Seni Ludruk dan Parikan: Kritik Sosial dan Humor Khas Jawa Timuran

Seni Ludruk dan Parikan adalah manifestasi paling otentik dari kebudayaan rakyat Jawa Timur, khususnya di wilayah Surabaya, Malang, dan Jombang. Lebih dari sekadar pertunjukan teater, Seni Ludruk dan Parikan merupakan medium komunikasi tradisional yang efektif untuk menyuarakan kritik sosial, menyebarkan informasi, dan menawarkan hiburan yang lugas serta merakyat. Kekuatan utama ludruk terletak pada dialognya yang spontan dan penggunaan parikan—pantun khas Jawa Timur—sebagai bumbu humor dan sindiran yang tajam. Seni Ludruk dan Parikan telah menjadi cerminan kehidupan sehari-hari masyarakat kelas bawah, menjadikannya tontonan yang relevan dan selalu dinanti.

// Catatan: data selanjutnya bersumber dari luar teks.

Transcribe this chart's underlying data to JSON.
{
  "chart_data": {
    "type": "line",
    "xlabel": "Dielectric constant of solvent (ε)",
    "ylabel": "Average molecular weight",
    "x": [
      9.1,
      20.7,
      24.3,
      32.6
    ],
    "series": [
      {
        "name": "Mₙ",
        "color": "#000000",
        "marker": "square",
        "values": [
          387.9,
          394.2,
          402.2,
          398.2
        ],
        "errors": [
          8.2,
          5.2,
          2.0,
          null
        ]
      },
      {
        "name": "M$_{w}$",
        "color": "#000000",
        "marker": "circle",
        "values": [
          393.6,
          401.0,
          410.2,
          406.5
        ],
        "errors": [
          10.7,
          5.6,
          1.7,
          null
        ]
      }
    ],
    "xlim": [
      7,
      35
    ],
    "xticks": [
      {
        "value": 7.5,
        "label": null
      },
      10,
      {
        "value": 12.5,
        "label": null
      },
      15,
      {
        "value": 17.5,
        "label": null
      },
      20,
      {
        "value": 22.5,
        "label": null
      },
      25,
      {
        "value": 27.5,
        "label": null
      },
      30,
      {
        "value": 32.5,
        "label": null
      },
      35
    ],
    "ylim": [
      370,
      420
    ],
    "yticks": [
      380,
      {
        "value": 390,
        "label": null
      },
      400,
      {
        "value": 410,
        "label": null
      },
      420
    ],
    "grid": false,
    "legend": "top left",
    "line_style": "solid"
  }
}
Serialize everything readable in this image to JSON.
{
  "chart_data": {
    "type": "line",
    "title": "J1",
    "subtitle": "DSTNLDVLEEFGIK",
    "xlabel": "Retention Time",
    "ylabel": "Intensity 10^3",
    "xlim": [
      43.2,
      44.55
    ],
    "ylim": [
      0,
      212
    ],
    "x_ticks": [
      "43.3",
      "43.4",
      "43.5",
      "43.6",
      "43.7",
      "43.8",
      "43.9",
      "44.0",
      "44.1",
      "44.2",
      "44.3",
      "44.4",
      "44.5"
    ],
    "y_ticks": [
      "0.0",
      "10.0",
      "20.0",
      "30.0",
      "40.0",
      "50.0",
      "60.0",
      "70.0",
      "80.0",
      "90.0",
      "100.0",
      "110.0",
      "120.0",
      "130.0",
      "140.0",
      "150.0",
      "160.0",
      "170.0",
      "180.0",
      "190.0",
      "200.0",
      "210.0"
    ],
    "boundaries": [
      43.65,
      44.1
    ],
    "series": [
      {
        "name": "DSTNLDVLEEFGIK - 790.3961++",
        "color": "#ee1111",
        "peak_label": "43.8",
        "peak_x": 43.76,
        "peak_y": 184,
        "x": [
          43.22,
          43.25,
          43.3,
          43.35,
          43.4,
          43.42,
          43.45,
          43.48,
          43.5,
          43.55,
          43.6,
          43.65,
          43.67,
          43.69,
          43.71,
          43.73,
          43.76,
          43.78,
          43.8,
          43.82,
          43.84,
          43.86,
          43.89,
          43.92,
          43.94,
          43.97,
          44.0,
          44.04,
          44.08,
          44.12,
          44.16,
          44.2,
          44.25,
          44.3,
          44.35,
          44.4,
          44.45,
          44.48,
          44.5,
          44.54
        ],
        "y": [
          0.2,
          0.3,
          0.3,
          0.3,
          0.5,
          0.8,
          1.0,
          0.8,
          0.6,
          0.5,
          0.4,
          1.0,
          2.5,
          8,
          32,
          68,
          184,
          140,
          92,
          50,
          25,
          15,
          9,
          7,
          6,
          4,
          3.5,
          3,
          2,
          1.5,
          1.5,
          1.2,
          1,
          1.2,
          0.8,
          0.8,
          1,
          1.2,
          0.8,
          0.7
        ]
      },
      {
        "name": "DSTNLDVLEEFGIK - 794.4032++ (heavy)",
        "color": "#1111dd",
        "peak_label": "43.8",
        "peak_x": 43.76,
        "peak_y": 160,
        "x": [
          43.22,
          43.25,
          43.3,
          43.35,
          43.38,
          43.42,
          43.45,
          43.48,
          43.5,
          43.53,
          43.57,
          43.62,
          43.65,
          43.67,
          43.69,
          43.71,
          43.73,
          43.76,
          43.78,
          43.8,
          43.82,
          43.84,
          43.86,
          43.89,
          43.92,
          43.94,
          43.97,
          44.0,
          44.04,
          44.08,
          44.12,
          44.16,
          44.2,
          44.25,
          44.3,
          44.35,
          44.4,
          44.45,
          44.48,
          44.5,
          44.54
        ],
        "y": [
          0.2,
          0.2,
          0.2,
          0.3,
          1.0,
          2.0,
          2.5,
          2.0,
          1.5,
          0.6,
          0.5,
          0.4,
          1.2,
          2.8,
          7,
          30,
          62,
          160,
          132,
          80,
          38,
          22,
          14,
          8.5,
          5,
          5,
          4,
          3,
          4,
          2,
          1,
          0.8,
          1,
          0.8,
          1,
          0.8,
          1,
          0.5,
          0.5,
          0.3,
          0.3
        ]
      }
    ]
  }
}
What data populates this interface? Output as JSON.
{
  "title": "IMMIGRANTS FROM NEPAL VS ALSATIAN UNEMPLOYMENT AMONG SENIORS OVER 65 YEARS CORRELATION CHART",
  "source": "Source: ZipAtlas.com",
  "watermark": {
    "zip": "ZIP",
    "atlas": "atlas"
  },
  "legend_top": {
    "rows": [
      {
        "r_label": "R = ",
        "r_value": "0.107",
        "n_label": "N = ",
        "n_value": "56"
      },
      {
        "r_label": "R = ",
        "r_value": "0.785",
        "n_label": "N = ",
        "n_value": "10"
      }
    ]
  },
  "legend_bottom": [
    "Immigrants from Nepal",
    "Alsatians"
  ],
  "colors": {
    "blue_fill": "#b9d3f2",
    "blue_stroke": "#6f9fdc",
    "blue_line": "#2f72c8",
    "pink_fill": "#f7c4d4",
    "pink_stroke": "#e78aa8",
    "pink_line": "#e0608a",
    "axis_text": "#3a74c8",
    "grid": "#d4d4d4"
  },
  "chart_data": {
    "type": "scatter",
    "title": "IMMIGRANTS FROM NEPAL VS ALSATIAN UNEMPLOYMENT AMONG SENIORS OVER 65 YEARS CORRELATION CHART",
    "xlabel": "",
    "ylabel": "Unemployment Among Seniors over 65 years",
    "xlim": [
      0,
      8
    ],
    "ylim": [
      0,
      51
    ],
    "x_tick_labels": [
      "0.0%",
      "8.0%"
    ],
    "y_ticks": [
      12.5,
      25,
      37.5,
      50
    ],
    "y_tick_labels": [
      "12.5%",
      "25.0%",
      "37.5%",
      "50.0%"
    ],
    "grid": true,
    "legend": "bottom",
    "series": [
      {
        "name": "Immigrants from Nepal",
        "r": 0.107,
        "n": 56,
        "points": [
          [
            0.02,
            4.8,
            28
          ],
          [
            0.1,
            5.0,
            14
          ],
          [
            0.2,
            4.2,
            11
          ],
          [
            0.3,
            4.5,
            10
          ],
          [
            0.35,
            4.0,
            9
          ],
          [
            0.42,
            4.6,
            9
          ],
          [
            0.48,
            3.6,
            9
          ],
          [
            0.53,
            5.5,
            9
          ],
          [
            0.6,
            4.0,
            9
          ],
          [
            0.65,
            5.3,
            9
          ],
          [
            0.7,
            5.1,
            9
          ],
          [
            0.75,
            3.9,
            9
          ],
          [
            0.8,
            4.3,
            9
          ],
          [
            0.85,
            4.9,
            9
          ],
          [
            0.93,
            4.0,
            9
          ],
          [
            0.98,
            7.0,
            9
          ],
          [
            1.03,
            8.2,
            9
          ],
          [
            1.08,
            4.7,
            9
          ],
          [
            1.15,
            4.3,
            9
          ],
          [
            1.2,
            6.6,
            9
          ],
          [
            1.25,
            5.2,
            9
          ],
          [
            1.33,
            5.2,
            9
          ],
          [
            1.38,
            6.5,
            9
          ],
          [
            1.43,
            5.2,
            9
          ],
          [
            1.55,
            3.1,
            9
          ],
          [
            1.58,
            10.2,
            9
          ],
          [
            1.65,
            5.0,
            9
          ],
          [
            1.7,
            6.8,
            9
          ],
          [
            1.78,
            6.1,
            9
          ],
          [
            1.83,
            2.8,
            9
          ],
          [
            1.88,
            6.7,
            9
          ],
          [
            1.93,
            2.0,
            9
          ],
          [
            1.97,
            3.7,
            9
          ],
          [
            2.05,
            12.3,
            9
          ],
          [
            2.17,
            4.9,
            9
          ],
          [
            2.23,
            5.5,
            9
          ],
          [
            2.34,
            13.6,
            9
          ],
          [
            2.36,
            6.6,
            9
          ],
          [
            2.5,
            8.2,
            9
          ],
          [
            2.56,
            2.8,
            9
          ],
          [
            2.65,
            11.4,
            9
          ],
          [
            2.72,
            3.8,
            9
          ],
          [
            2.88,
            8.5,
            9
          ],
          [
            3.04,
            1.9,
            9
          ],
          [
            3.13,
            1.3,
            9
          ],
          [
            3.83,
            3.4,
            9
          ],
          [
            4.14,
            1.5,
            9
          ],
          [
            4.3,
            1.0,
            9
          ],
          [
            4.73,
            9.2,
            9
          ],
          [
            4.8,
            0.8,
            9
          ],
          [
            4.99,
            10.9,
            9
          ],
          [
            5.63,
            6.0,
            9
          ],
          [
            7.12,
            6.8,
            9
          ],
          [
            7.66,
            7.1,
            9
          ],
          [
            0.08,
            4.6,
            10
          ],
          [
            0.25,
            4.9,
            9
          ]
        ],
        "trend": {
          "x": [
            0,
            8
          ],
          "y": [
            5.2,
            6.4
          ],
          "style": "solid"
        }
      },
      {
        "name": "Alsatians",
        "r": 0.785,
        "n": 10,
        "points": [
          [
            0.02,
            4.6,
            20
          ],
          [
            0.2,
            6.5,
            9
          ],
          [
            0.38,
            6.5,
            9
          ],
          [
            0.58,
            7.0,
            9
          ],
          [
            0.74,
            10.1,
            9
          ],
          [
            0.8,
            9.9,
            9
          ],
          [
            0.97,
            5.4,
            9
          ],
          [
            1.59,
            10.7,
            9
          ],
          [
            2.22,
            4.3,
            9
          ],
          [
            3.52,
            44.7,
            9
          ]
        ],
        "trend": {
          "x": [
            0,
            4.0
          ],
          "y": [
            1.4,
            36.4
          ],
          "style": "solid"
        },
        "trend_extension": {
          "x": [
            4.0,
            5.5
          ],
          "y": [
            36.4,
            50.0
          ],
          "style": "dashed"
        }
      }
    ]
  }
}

Ludruk: Teater Rakyat yang Bersemangat

Ludruk adalah jenis kesenian drama tradisional yang panggungnya seringkali sederhana, namun ceritanya selalu dekat dengan isu-isu kontemporer atau kisah-kisah kepahlawanan lokal. Ciri khas utama Ludruk adalah:

  1. Tari Remo sebagai Pembuka: Setiap pertunjukan Ludruk selalu diawali dengan Tari Remo yang energik, dibawakan oleh seorang pria (meskipun seringkali diperankan oleh wanita untuk mempermanis penampilan), sebagai ritual penyambutan dan penghormatan.
  2. Lakon dari Kehidupan Nyata: Cerita yang diangkat berkisar dari kisah pahlawan lokal (Carita Pahlawan) hingga drama sosial tentang kemiskinan, korupsi, atau perselingkuhan. Dialog dilakukan dalam Bahasa Jawa Timuran yang blak-blakan (terus terang).

Di era kejayaan Ludruk pada dekade 1970-an hingga 1980-an, kelompok Ludruk profesional seperti Ludruk Cak Durasim sering menggelar pertunjukan yang dihadiri ribuan penonton, terutama pada malam Sabtu di gedung-gedung pertunjukan di pusat kota.

Parikan: Senjata Humor dan Kritik

Parikan adalah bentuk pantun dalam bahasa Jawa yang terdiri dari dua larik: larik pertama adalah sampiran (pembuka yang tidak berhubungan) dan larik kedua adalah isi (pesan atau humor yang ingin disampaikan). Parikan adalah elemen wajib dalam Seni Ludruk dan Parikan, berfungsi sebagai pemecah suasana, penekanan emosi, atau menyampaikan kritik tanpa terkesan menggurui.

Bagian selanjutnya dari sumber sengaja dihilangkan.